In some instances, when your dentist judges that only the superficial pulp is infected and not the deeper pulp (in the roots) , then she might suggest a partial root canal / pulpotomy. Pulpotomy treated tooth should also be monitored closely for any symptoms of pain or swelling and once ok, the tooth should be covered by a crown.
Orthodontics for Teeth
Crooked teeth and teeth that are misaligned can be harder to brush, and so are at a greater risk of developing cavities, decay and periodontal disease. Left uncorrected, misaligned and crowded teeth can cause long-term issues including headaches, neck and back pain. They also affect your child’s self-esteem as they worry about their appearance.
Early intervention from a good Orthodontist can correct these problems. These days, children have a range of options in braces – ranging from metal to colourful braces and even invisible aligners, all of which can permanently fix alignment issues. Typically, braces need a commitment of one to three years, but given their long-term benefits the investment is worthwhile. Acting early to fix your child’s teeth keeps the problem from getting worse, and lets the child have a less painful and uncomfortable experience.
Orthodontics for Jaws
Misaligned jaws are not only aesthetically unappealing, if left untreated they can lead to serious issues for your child, like wear and breakage of the teeth, speech problems, pain, and in severe cases even interfere with eating and breathing. Two of the most noticeable types of jaw misalignment are upper jaw protrusion where the upper teeth protrude, and reverse bite where the lower teeth sit in front of the upper teeth.
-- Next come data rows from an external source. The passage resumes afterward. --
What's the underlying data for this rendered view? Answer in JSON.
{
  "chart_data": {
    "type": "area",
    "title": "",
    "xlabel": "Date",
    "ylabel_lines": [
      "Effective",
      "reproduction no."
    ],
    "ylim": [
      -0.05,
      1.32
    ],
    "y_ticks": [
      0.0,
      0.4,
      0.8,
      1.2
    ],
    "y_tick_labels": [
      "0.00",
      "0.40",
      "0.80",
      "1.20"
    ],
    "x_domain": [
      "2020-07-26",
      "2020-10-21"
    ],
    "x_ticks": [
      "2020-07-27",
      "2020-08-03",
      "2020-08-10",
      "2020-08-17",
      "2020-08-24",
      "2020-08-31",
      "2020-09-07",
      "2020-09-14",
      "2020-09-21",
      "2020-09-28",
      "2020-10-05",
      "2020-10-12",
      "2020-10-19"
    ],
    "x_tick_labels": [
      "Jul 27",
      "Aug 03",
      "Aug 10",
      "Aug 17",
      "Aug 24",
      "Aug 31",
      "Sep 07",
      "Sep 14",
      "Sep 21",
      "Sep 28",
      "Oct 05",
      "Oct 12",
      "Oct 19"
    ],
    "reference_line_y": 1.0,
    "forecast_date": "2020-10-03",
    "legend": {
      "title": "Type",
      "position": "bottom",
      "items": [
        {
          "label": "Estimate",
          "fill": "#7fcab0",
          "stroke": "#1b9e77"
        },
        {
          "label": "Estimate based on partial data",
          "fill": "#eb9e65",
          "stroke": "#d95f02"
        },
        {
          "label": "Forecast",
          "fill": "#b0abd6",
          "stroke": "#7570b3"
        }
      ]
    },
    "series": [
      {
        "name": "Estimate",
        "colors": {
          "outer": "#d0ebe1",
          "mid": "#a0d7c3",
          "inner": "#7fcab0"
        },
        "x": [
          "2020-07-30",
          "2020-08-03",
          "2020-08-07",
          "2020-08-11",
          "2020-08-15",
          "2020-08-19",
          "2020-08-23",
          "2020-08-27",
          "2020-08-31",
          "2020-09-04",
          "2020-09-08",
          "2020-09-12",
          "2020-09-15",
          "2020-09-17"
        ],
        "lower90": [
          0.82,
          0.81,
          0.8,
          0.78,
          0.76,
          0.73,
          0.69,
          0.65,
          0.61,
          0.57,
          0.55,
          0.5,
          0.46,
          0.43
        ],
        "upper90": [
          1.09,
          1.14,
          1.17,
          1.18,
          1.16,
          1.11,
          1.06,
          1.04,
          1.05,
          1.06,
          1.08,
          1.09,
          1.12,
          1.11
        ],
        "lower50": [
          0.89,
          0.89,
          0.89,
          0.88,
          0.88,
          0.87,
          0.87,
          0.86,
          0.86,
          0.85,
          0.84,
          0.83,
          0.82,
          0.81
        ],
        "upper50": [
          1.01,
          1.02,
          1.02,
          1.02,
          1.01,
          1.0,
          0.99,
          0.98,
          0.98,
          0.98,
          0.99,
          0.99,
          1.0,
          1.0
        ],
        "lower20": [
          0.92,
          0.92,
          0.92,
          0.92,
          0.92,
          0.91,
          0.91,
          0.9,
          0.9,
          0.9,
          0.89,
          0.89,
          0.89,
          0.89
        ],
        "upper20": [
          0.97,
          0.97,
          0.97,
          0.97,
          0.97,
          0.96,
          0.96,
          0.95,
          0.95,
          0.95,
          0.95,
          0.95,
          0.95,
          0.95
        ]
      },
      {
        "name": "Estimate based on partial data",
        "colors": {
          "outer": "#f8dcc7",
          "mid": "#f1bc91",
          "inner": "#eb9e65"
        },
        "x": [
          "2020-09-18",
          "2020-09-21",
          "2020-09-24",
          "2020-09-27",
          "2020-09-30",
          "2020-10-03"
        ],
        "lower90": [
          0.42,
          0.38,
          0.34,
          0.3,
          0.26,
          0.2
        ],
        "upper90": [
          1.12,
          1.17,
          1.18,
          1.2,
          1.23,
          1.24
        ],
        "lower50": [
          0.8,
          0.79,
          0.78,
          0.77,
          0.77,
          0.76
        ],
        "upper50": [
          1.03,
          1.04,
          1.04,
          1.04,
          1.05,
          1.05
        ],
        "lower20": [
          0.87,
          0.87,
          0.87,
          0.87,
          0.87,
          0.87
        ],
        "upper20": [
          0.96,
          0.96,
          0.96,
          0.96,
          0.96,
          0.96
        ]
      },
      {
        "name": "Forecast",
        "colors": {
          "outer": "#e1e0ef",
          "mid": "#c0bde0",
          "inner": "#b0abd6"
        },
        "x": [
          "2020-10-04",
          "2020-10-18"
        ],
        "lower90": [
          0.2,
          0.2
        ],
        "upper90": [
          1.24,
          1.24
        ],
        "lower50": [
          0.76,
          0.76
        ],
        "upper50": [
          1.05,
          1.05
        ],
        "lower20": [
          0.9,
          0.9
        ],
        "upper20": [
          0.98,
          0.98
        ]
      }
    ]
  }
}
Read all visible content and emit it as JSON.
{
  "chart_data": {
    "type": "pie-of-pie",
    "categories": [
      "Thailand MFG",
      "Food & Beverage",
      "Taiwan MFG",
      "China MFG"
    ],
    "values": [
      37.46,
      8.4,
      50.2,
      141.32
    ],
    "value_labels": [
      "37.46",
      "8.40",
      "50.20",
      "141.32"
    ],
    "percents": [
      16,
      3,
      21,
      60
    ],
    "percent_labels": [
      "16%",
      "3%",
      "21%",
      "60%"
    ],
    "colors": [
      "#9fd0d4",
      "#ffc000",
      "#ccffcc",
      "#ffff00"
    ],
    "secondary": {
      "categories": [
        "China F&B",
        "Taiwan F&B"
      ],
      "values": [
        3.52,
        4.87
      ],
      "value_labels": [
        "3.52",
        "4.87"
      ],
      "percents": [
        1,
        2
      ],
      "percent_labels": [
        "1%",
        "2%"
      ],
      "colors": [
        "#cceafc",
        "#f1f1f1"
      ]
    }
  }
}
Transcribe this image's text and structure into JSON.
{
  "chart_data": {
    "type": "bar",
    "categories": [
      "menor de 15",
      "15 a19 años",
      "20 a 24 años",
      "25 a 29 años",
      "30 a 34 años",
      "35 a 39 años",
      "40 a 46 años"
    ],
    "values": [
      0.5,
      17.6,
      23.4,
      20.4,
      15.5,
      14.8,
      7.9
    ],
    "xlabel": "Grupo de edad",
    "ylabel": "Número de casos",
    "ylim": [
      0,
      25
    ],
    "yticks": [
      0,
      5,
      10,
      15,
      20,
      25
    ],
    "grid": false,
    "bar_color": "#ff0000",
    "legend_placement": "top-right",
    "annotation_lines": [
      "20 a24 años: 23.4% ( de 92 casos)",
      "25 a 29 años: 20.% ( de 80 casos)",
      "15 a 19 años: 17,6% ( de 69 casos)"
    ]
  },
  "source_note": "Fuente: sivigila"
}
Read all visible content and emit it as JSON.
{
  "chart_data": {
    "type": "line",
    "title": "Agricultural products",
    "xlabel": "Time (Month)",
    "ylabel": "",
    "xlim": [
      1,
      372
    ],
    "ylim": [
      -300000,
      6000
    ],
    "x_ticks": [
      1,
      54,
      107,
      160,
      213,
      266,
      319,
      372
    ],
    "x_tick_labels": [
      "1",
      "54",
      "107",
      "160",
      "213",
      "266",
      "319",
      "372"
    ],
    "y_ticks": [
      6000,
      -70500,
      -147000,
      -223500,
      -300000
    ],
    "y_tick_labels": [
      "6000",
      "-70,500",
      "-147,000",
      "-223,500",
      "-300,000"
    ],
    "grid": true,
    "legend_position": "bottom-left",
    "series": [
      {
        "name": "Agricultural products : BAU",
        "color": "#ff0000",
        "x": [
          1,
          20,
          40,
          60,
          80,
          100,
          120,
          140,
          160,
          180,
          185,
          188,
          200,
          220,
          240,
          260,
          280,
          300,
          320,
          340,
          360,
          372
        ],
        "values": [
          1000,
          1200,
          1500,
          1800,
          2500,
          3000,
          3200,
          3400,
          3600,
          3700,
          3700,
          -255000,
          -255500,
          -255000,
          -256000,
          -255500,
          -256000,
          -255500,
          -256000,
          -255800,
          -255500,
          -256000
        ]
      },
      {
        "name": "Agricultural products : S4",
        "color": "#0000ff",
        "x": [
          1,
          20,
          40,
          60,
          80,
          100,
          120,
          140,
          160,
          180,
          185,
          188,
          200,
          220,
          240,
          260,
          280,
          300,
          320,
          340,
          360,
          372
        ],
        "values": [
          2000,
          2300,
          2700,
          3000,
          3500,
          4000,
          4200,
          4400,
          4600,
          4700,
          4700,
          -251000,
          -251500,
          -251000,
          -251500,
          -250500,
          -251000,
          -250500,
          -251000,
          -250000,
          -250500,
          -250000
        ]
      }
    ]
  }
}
Depending on the nature and degree of jaw misalignment, our Orthodontist will use a variety of orthodontic appliances to fix the problem, and the treatment may take one to three years. Some appliances for jaw correction are Functional appliances like twin blocks, chin cups, head gears and expanders. Jaw misalignment are best taken care of at a young age, before they worsen or cause further complications for your child. With a good orthodontic intervention, it can be corrected.
Your child may need a tooth extracted if it is severely decayed or to correct a crowding issue. Sometimes, the Orthodontist may need to do extractions in preparation for braces. Extractions are also required if the child’s baby teeth fail to fall out before permanent teeth come in. In such a scenario, your dentist may suggest putting a space maintainer.
While by the sound of it, extractions may be a scary experience for your child, understanding the process, and our doctors positive behaviour management as well as the use of local anesthesia all help make the process easier.